Psychoanalysis is the most far reaching of the various forms of psychotherapy and is aimed at the causes of neuroses. Developed by Freud from his work with neurotic illness, it is often the treatment of choice for patients with neuroses, especially when changes in character structure as well as in symptoms are aimed for.
In psychoanalytic treatment the patient lies on the couch with the doctor behind him and obeys the "fundamental rule" of analysis-free association. The patient reports aloud everything that comes to his mind, no matter how shameful, disgusting, unpleasant, or painful it may be. True free association is an ideal that is rarely, if ever, achieved, for the same defenses that serve to render forbidden impulses unconscious in the first place likewise prevent significant associations from entering the patient's mind and cause him to show resistance to speaking freely.
In psychoanalytic treatment, the analyst's initial task is, through listening to his patient's associations, to spot the signs of anxiety and resistance that point to underlying unconscious conflicts manifested as neurotic symptoms and undesirable character traits. Once the analyst becomes aware of these signs and conflicts, he confronts the patient with their existence, helps him to clarify their nature, and through interpretation enables the patient to gain insight into the unconscious forces behind the surface manifestations and their roots in pathological childhood events and relationships.
The analyst is aided in his work by the fact that in the course of analysis the patient develops a transference neurosis. He revives neurotic feelings and attitudes derived from early life situations and inappropriately invests his analyst with these, allowing both analyst and patient through the analytic approach to discover the origins of the neuroses. Gradually, as the analysis proceeds, the patient repeatedly reviews his neurotic symptoms and behavior.
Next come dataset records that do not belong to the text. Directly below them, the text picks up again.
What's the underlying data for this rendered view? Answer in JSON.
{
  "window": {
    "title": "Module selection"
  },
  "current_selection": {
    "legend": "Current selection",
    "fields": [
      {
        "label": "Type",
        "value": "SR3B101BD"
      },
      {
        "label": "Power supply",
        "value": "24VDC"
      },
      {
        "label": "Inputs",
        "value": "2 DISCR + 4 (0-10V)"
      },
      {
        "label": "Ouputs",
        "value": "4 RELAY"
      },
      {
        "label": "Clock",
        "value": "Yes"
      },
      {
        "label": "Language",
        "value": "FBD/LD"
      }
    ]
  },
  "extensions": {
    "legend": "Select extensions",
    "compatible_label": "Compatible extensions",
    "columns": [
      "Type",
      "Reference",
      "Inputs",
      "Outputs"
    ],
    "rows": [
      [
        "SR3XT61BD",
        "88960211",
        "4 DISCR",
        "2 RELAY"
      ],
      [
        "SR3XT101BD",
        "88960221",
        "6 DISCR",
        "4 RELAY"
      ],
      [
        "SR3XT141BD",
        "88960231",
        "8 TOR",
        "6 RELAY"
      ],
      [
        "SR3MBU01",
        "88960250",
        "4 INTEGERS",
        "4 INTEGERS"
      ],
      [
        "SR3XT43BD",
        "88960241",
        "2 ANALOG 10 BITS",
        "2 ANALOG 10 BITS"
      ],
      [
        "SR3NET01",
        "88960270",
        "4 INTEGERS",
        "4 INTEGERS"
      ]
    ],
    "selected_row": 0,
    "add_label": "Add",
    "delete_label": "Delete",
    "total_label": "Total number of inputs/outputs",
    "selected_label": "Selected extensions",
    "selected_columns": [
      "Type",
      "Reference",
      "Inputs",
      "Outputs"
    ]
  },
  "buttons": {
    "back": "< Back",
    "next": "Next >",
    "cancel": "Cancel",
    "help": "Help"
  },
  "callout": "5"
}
He works through his neurotic conflicts, becomes aware of his unconscious motivations and defenses, and achieves a healthy alteration of his personality and human relationships with a corresponding disappearance of his neurosis.
The length of analysis (generally three to five years) and the frequency of the analytic sessions (usually four or five times a week) often make analysis impracticable, and it is often unnecessary for many neuroses with uncomplicated symptoms. In these cases, brief, analytically oriented insight psychotherapy may be recommended.
The aim of analytically oriented insight psychotherapy is a more limited exploration of the unconscious factors entering into the production of neurotic symptoms. In this kind of treatment the therapist is more active and focuses on specific areas of conflict without attempting a Complete analysis of all of the patient's pathological character traits or relationships.
There are many forms of symptomatic treatment. In the psychotherapeutic realm, supportive therapy aims at providing the patient a relationship with a professional therapist who, through reassurance, guidance, and skillful manipulations, helps to strengthen the patient's ego defenses against his psychological conflicts and to maintain his functioning in daily life.
Hypnosis, which in the sensitive patient can create an altered state of consciousness similar to that seen in dissociative hysteria, is an intense form of suggestion aimed at the direct suppression and removal of symptoms.
Behavior therapy attempts to relieve anxiety by deconditioning techniques and involves teaching the patient how to achieve relaxation. Behavior therapy may also remove neurotic symptoms by associating them with painful external stimuli in the so-called aversive conditioning. Pharmacological treatment, such as tranquilizers, aims at altering the brain chemistry so that the neurophysiological processes producing bodily symptoms are rendered inoperative.
The results of treatment by any of the methods yet devised are uncertain. The current resurgence of research into therapeutic methods is therefore very timely.